Tuesday, 7 February 2017
Not that I have already attained, or am already perfected; but I press on, that I may lay hold of that for which Christ Jesus has also laid hold of me. Philippians 3:12
The tenses of the verbs within the verse intentionally change with the progression of Paul’s thought. Scholars struggle over and argue over the exact reading of what he is conveying, but despite the nuances, the overall picture here, and for the next couple verses, are those of the Greek races. There is a prize at the end of the finish line, and Paul describes the process from beginning to end concerning that goal. If that is kept in mind, then an overall understanding of his words is more easily grasped.
He has just spoken of the “resurrection from the dead,” and now he introduces the thought of being “perfected.” He has drawn the two together, as if they have the same overall meaning. This is seen also in Jesus’ words of Luke 13 –
“‘“And He said to them, “Go, tell that fox, ‘Behold, I cast out demons and perform cures today and tomorrow, and the third day I shall be perfected.’ 33 Nevertheless I must journey today, tomorrow, and the day following; for it cannot be that a prophet should perish outside of Jerusalem.”’” Luke 13:32, 33
Jesus ties His death in with being perfected. How can this be when He is the sinless Son of God? It is because He assumed the likeness of man. He came and dwelt in the mortal flesh of humanity. Until He died and was resurrected, He bore this form. However, in His resurrection the corruption of the earthly body was cast off and He was adorned in a heavenly body. He saw no corruption in His earthly body (Acts 2:27), but the body itself could have corrupted if it was found with sin. It was not, and He never saw the corruption of the pit. The author of Hebrews alludes to the idea of death and perfection several times, such as in Hebrews 2:10, 5:9, 11:40, and 12:23. Some of these are speaking of Jesus, and others are speaking of what lies ahead for us.
This is what Paul now refers to. He has said that he has not “already attained” this state, meaning being “already perfected.” It may seem unusual that he would state this, but the erroneous claim was already circulating that the resurrection was already past (2 Timothy 2:18), and that the Day of the Lord had passed as well (2 Thessalonians 2:2). These claims were intended to then show that some had been perfected. They could then lead their followers down wayward paths of belief concerning the super-spiritual state they possessed. This heretical doctrine still exists. David Koresh claimed that he was the Lamb of God of Revelation. Others have made claims that they are the embodiment of Christ, or that they have been perfected. These claims always lead people down the heresy highway.
Paul is warning against such things, stating that he remained in his earthly body and the final goal lay still ahead. Because of this, he contrasts the notion by saying, “…but I press on.” No one presses on towards that which they have already attained. Instead, they look ahead to a prize which is still out of reach. Paul is not speaking of salvation, but of the state which is promised because of salvation. This is important to understand as well. If misinterpreted, one could come to the conclusion that he is still unsure of his own salvation, and was still working to ensure he would – in fact – be saved. Rather, he is speaking of what salvation promises. Until he was “perfected” through death and the new body which lies ahead, he was striving to be as Christ-like as possible while still in his earthly body. This is exactly what he has been talking about prior to this verse.

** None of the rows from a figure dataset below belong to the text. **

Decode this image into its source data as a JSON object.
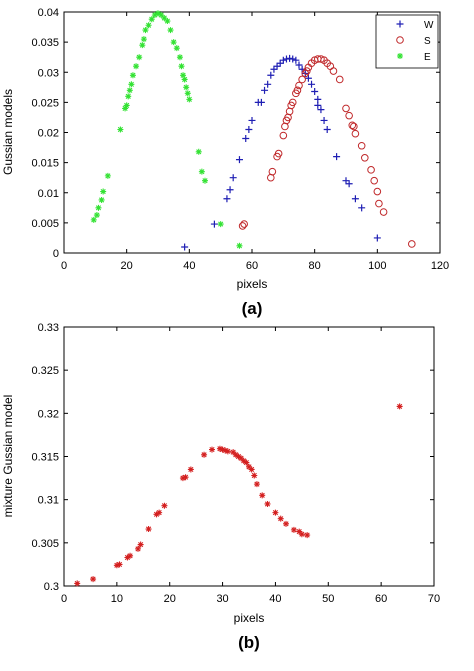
{
  "chart_data": [
    {
      "type": "scatter",
      "panel_label": "(a)",
      "xlabel": "pixels",
      "ylabel": "Gussian models",
      "xlim": [
        0,
        120
      ],
      "ylim": [
        0,
        0.04
      ],
      "xticks": [
        0,
        20,
        40,
        60,
        80,
        100,
        120
      ],
      "yticks": [
        0,
        0.005,
        0.01,
        0.015,
        0.02,
        0.025,
        0.03,
        0.035,
        0.04
      ],
      "ytick_labels": [
        "0",
        "0.005",
        "0.01",
        "0.015",
        "0.02",
        "0.025",
        "0.03",
        "0.035",
        "0.04"
      ],
      "grid": false,
      "legend_position": "top-right",
      "series": [
        {
          "name": "W",
          "marker": "plus",
          "color": "#1f1fb4",
          "points": [
            [
              38.5,
              0.001
            ],
            [
              48,
              0.0048
            ],
            [
              52,
              0.009
            ],
            [
              53,
              0.0105
            ],
            [
              54,
              0.0125
            ],
            [
              56,
              0.0155
            ],
            [
              58,
              0.019
            ],
            [
              59,
              0.0205
            ],
            [
              60,
              0.022
            ],
            [
              62,
              0.025
            ],
            [
              63,
              0.025
            ],
            [
              64,
              0.027
            ],
            [
              65,
              0.028
            ],
            [
              66,
              0.0295
            ],
            [
              67,
              0.0305
            ],
            [
              68,
              0.031
            ],
            [
              69,
              0.0315
            ],
            [
              70,
              0.032
            ],
            [
              71,
              0.0322
            ],
            [
              72,
              0.0323
            ],
            [
              73,
              0.0322
            ],
            [
              74,
              0.032
            ],
            [
              75,
              0.0312
            ],
            [
              76,
              0.0305
            ],
            [
              77,
              0.0298
            ],
            [
              78,
              0.029
            ],
            [
              79,
              0.028
            ],
            [
              80,
              0.0268
            ],
            [
              81,
              0.0255
            ],
            [
              81,
              0.0245
            ],
            [
              82,
              0.0238
            ],
            [
              83,
              0.022
            ],
            [
              84,
              0.0205
            ],
            [
              87,
              0.016
            ],
            [
              90,
              0.012
            ],
            [
              91,
              0.0115
            ],
            [
              93,
              0.009
            ],
            [
              95,
              0.0075
            ],
            [
              100,
              0.0025
            ]
          ]
        },
        {
          "name": "S",
          "marker": "circle",
          "color": "#c0282a",
          "points": [
            [
              57,
              0.0045
            ],
            [
              57.5,
              0.0048
            ],
            [
              66,
              0.0125
            ],
            [
              66.5,
              0.0135
            ],
            [
              68,
              0.016
            ],
            [
              68.5,
              0.0165
            ],
            [
              70,
              0.0195
            ],
            [
              70.5,
              0.021
            ],
            [
              71,
              0.022
            ],
            [
              71.5,
              0.0225
            ],
            [
              72,
              0.0235
            ],
            [
              72.5,
              0.0245
            ],
            [
              73,
              0.025
            ],
            [
              74,
              0.0265
            ],
            [
              74.5,
              0.027
            ],
            [
              75,
              0.0278
            ],
            [
              76,
              0.0288
            ],
            [
              77,
              0.0298
            ],
            [
              77.5,
              0.0302
            ],
            [
              78,
              0.0308
            ],
            [
              79,
              0.0315
            ],
            [
              80,
              0.032
            ],
            [
              81,
              0.0322
            ],
            [
              82,
              0.0322
            ],
            [
              83,
              0.032
            ],
            [
              84,
              0.0315
            ],
            [
              85,
              0.031
            ],
            [
              86,
              0.0302
            ],
            [
              88,
              0.0288
            ],
            [
              90,
              0.024
            ],
            [
              91,
              0.0228
            ],
            [
              92,
              0.0212
            ],
            [
              92.5,
              0.021
            ],
            [
              93,
              0.0198
            ],
            [
              95,
              0.0178
            ],
            [
              96,
              0.0158
            ],
            [
              98,
              0.0138
            ],
            [
              99,
              0.012
            ],
            [
              100,
              0.0102
            ],
            [
              100.5,
              0.0082
            ],
            [
              102,
              0.0068
            ],
            [
              111,
              0.0015
            ]
          ]
        },
        {
          "name": "E",
          "marker": "star",
          "color": "#33e233",
          "points": [
            [
              9.5,
              0.0055
            ],
            [
              10.5,
              0.0063
            ],
            [
              11,
              0.0075
            ],
            [
              12,
              0.0088
            ],
            [
              12.5,
              0.0102
            ],
            [
              14,
              0.0128
            ],
            [
              18,
              0.0205
            ],
            [
              19.5,
              0.024
            ],
            [
              20,
              0.0245
            ],
            [
              20.5,
              0.026
            ],
            [
              21,
              0.027
            ],
            [
              21.5,
              0.028
            ],
            [
              22,
              0.0295
            ],
            [
              23,
              0.031
            ],
            [
              24,
              0.0325
            ],
            [
              25,
              0.0345
            ],
            [
              25.5,
              0.0355
            ],
            [
              26,
              0.037
            ],
            [
              27,
              0.0378
            ],
            [
              28,
              0.0388
            ],
            [
              29,
              0.0395
            ],
            [
              30,
              0.0398
            ],
            [
              31,
              0.0395
            ],
            [
              32,
              0.039
            ],
            [
              33,
              0.0385
            ],
            [
              34,
              0.037
            ],
            [
              35,
              0.035
            ],
            [
              36,
              0.034
            ],
            [
              37,
              0.0325
            ],
            [
              37.5,
              0.031
            ],
            [
              38,
              0.0295
            ],
            [
              38.5,
              0.0288
            ],
            [
              39,
              0.0275
            ],
            [
              39.5,
              0.0265
            ],
            [
              40,
              0.0255
            ],
            [
              43,
              0.0168
            ],
            [
              44,
              0.0135
            ],
            [
              45,
              0.012
            ],
            [
              50,
              0.0048
            ],
            [
              56,
              0.0012
            ]
          ]
        }
      ]
    },
    {
      "type": "scatter",
      "panel_label": "(b)",
      "xlabel": "pixels",
      "ylabel": "mixture Gussian model",
      "xlim": [
        0,
        70
      ],
      "ylim": [
        0.3,
        0.33
      ],
      "xticks": [
        0,
        10,
        20,
        30,
        40,
        50,
        60,
        70
      ],
      "yticks": [
        0.3,
        0.305,
        0.31,
        0.315,
        0.32,
        0.325,
        0.33
      ],
      "ytick_labels": [
        "0.3",
        "0.305",
        "0.31",
        "0.315",
        "0.32",
        "0.325",
        "0.33"
      ],
      "grid": false,
      "series": [
        {
          "marker": "star",
          "color": "#d42020",
          "points": [
            [
              2.5,
              0.3003
            ],
            [
              5.5,
              0.3008
            ],
            [
              10,
              0.3024
            ],
            [
              10.5,
              0.3025
            ],
            [
              12,
              0.3033
            ],
            [
              12.5,
              0.3035
            ],
            [
              14,
              0.3043
            ],
            [
              14.5,
              0.3048
            ],
            [
              16,
              0.3066
            ],
            [
              17.5,
              0.3083
            ],
            [
              18,
              0.3085
            ],
            [
              19,
              0.3093
            ],
            [
              22.5,
              0.3125
            ],
            [
              23,
              0.3126
            ],
            [
              24,
              0.3135
            ],
            [
              26.5,
              0.3152
            ],
            [
              28,
              0.3158
            ],
            [
              29.5,
              0.3159
            ],
            [
              30,
              0.3158
            ],
            [
              30.5,
              0.3157
            ],
            [
              31,
              0.3156
            ],
            [
              32,
              0.3155
            ],
            [
              32.5,
              0.3152
            ],
            [
              33,
              0.315
            ],
            [
              33.5,
              0.3148
            ],
            [
              34,
              0.3145
            ],
            [
              34.5,
              0.3143
            ],
            [
              35,
              0.3138
            ],
            [
              35.5,
              0.3135
            ],
            [
              36,
              0.3128
            ],
            [
              36.5,
              0.3118
            ],
            [
              37.5,
              0.3105
            ],
            [
              38.5,
              0.3095
            ],
            [
              40,
              0.3085
            ],
            [
              41,
              0.3078
            ],
            [
              42,
              0.3072
            ],
            [
              43.5,
              0.3065
            ],
            [
              44.5,
              0.3063
            ],
            [
              45,
              0.306
            ],
            [
              46,
              0.3059
            ],
            [
              63.5,
              0.3208
            ]
          ]
        }
      ]
    }
  ]
}
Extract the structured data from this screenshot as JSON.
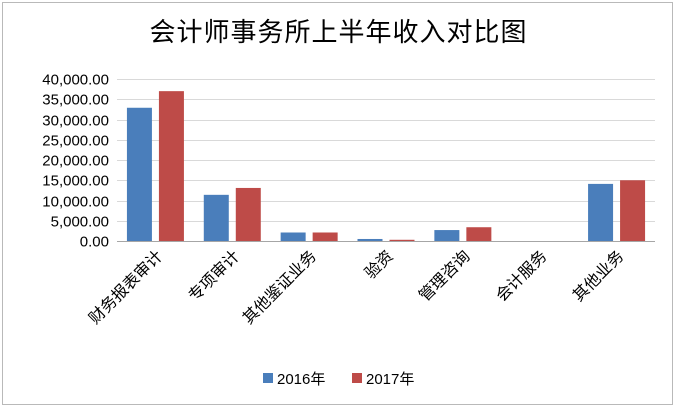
{
  "chart_data": {
    "type": "bar",
    "title": "会计师事务所上半年收入对比图",
    "categories": [
      "财务报表审计",
      "专项审计",
      "其他鉴证业务",
      "验资",
      "管理咨询",
      "会计服务",
      "其他业务"
    ],
    "series": [
      {
        "name": "2016年",
        "color": "#4a7ebb",
        "values": [
          32900,
          11400,
          2100,
          500,
          2700,
          0,
          14100
        ]
      },
      {
        "name": "2017年",
        "color": "#be4b48",
        "values": [
          37000,
          13100,
          2100,
          300,
          3400,
          0,
          15000
        ]
      }
    ],
    "yticks": [
      "0.00",
      "5,000.00",
      "10,000.00",
      "15,000.00",
      "20,000.00",
      "25,000.00",
      "30,000.00",
      "35,000.00",
      "40,000.00"
    ],
    "ylim": [
      0,
      40000
    ],
    "grid": true,
    "legend_position": "bottom"
  }
}
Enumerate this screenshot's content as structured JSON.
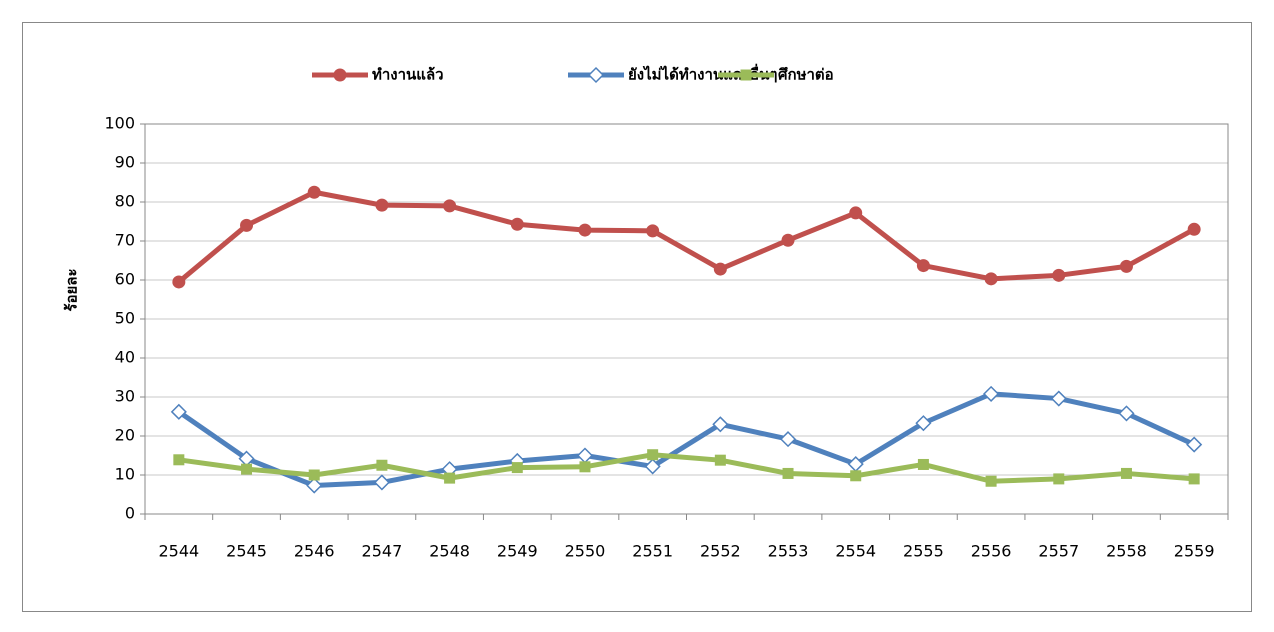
{
  "chart_data": {
    "type": "line",
    "categories": [
      "2544",
      "2545",
      "2546",
      "2547",
      "2548",
      "2549",
      "2550",
      "2551",
      "2552",
      "2553",
      "2554",
      "2555",
      "2556",
      "2557",
      "2558",
      "2559"
    ],
    "series": [
      {
        "name": "ทำงานแล้ว",
        "color": "#c0504d",
        "marker": "circle",
        "values": [
          59.5,
          74,
          82.5,
          79.2,
          79,
          74.3,
          72.8,
          72.6,
          62.8,
          70.2,
          77.2,
          63.7,
          60.3,
          61.2,
          63.5,
          73
        ]
      },
      {
        "name": "ยังไม่ได้ทำงานและอื่นๆ",
        "color": "#4f81bd",
        "marker": "diamond",
        "values": [
          26.2,
          14.2,
          7.3,
          8.1,
          11.5,
          13.6,
          15,
          12.2,
          23,
          19.2,
          12.8,
          23.3,
          30.8,
          29.6,
          25.8,
          17.8
        ]
      },
      {
        "name": "ศึกษาต่อ",
        "color": "#9bbb59",
        "marker": "square",
        "values": [
          13.9,
          11.5,
          10,
          12.5,
          9.2,
          11.9,
          12.1,
          15.2,
          13.8,
          10.4,
          9.8,
          12.7,
          8.4,
          9,
          10.4,
          9
        ]
      }
    ],
    "y_label": "ร้อยละ",
    "ylim": [
      0,
      100
    ],
    "yticks": [
      0,
      10,
      20,
      30,
      40,
      50,
      60,
      70,
      80,
      90,
      100
    ],
    "grid": true,
    "legend": "top"
  }
}
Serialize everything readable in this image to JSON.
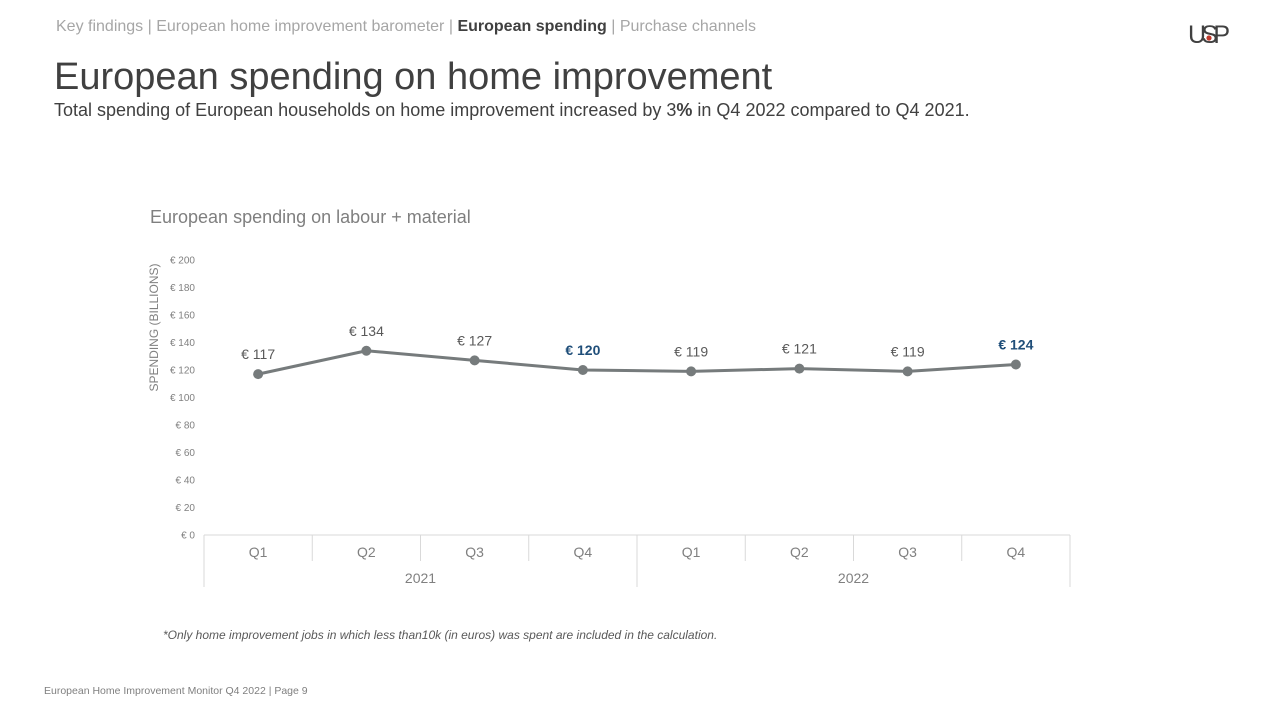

For him, this was all so “that I may lay hold of that for which Christ Jesus has also laid hold of me.” He was striving to be perfected because the perfected Christ had granted him the surety of future perfection. Christ was the initiator and grantor of that promise, and so Paul, admitting that he was still imperfect, perpetually strived for perfection in order to be pleasing to the Perfected One.
His words are certainly given for a warning to all that perfection is not attainable in this life, but that it is rather an ideal that we can and should strive for while we live. Claiming sinless perfection while still in this corruptible body, or claiming that this corruptible body has been cast off prior to the resurrection from the dead, are both voluntary paths down Apostasy Avenue, and which lead directly to Heresy Highway.
Life application: We can and should strive for perfection, and we can and should strive to emulate Christ in all ways, but we should never claim that we have arrived, or follow anyone who makes such a claim. This will only happen when Christ comes and perfects us all together. Until then, let us be wise and sober about our fallen nature lest we get caught up in serious error.
Heavenly Father, what a great and blessed hope lies ahead of us. We have the promise of perfection because of the resurrection of Christ who stands in perfection, having gone before us in death, and unto life-everlasting. Because we have such a great hope, help us to emulate Him in all ways, striving to be more and more like Him until that glorious day when He calls us to Himself. May we be pleasing and faithful followers of our Lord from day to day until that Day! Amen.